Trend Micro IWSVA is a web gateway that helps enterprises protect their systems against online threats, while also providing real-time visibility and control of employee internet usage.
Ettlinger identified a total of six types of vulnerabilities in the IWSVA product, including CSRF protection bypass, XSS, authorization and authentication bypass, command execution, and command injection issues, a majority of which have been classified as high severity.
SEC Consult told SecurityWeek that it has identified three attack scenarios that can exploit these vulnerabilities. In one of them, an attacker can gain root access to a targeted appliance remotely from the internet by chaining the CSRF and command execution vulnerabilities.
In another scenario, an attacker with access to the HTTP proxy port could exploit the authentication/authorization bypass vulnerabilities and the command execution flaw to take over the appliance as root, without user or admin interaction.
In the third attack scenario described by the company, an attacker with network access to the admin interface could exploit the command injection vulnerability — which affects the login process under certain configurations — to execute arbitrary OS commands on the appliance as a user named “iscan” and possibly elevate privileges.
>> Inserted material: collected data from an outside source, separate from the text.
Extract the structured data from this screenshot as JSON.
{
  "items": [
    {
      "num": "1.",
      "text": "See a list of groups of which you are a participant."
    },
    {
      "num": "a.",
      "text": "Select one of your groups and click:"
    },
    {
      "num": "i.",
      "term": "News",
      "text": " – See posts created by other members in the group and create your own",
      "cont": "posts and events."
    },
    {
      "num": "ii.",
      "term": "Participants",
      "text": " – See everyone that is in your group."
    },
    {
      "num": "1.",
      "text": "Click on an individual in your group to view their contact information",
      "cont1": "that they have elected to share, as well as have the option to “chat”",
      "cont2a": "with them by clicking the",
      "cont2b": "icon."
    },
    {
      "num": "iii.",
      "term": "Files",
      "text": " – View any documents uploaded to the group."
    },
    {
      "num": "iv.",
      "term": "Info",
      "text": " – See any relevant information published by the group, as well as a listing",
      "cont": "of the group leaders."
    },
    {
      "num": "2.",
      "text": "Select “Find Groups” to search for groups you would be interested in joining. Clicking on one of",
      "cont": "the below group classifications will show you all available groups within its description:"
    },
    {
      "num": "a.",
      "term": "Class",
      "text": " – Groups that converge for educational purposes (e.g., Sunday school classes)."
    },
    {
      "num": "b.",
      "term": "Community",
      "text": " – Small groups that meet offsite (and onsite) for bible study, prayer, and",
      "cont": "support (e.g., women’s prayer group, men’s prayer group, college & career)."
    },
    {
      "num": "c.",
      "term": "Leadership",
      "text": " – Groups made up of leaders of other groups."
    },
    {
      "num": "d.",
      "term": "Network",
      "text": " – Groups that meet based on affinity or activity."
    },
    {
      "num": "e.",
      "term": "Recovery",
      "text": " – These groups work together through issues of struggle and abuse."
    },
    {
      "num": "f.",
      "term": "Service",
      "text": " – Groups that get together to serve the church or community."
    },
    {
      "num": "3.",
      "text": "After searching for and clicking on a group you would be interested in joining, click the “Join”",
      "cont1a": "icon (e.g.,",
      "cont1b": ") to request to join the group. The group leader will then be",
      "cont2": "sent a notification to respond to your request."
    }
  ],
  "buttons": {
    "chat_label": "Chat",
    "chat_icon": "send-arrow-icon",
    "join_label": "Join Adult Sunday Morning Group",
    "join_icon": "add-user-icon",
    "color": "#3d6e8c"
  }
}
While it’s unclear exactly how many organizations are using the affected Trend Micro product, SEC Consult told SecurityWeek that it has notified cybersecurity agencies in Germany and Austria, and learned that the product is used by major corporations and even government organizations.
SEC Consult has published an advisory containing technical information for each of the vulnerabilities, but the company says it’s not releasing the actual PoC exploits. A video demonstrating an attack has also been made available:
“We are aware of the vulnerabilities found in the IWSVA product and commend SEC Consult for responsibly disclosing them and working closely with us to resolve the issues,” Trend Micro told SecurityWeek in an emailed statement. “We have released a critical patch that resolves these vulnerabilities and the solution is available now. We recommend customers apply the patch and review our bulletin for some additional best practice configuration recommendations.”